Chicken Cacciatore ~ Easy and Delicious
(Adapted from Bon Appetit)
Ingredients:
1 3 1/2-pound chicken, cut into 6 pieces
6 tablespoons olive oil, divided
3/4 pound mushrooms, halved
2 green bell peppers, diced
1 onion, chopped
4 garlic cloves, chopped
1 1/2 teaspoons dried oregano
1 cup homemade or purchased marinara sauce
2/3 cup canned low-salt chicken broth
1/2 cup dry Marsala
1 1/2 tablespoons drained capers
Directions:
Sprinkle chicken with salt and pepper.
Heat 3 tablespoons olive oil in heavy large skillet over medium-high heat. Add chicken pieces to skillet and saute until brown, about 4 minutes per side. Transfer chicken to plate. Pour fat from skillet. Add remaining 3 tablespoons olive oil to skillet.

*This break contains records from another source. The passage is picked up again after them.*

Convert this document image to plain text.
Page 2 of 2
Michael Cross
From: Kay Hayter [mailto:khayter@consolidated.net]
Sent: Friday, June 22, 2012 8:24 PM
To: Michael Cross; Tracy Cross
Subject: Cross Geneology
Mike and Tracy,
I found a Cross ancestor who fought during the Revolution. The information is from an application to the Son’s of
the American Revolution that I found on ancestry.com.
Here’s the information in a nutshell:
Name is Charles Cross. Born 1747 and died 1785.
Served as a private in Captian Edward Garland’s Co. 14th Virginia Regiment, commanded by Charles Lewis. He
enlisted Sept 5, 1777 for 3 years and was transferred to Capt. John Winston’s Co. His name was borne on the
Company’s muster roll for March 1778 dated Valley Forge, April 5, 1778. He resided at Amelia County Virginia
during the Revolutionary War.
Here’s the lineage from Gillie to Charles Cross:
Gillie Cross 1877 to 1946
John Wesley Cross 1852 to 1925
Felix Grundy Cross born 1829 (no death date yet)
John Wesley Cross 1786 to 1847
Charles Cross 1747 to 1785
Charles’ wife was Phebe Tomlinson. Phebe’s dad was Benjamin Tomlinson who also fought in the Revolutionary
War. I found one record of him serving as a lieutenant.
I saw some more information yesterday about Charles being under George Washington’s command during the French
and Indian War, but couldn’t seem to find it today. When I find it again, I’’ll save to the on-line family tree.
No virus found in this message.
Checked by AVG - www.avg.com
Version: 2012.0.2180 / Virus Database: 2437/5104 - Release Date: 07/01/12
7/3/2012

Add mushrooms, bell peppers, onion, garlic and oregano and saute until onion is tender, about 10 minutes. Mix in marinara sauce, chicken broth, Marsala and capers.
Return chicken pieces to skillet, spooning sauce over.
Bring sauce to boil. Reduce heat to medium-low. Cover skillet and simmer until chicken is tender, about 20 minutes.
Using tongs, transfer chicken to large platter. Boil sauce until slightly thickened, about 5 minutes; spoon off fat. Season sauce to taste with salt and pepper; spoon over chicken.Green Beans with Walnuts and Walnut Oil
Ingredients:
2 pounds green beans, trimmed
2 T. butter
2 T. walnut oil
1 cup chopped walnuts, toasted
2 T. minced fresh parsley
Directions:
Cook beans in large pot of boiling salted water until just tender, about 5 minutes. Drain. Rinse beans under cold water; drain well.
DO AHEAD: Can be made 4 hours ahead. Let stand at room temperature.
Melt butter with oil in heavy large skillet over high heat. Add beans and cook until heated through, stirring often, about 4 minutes. Season to taste with salt and pepper. Add walnuts and parsley and toss to coat. Transfer to a bowl.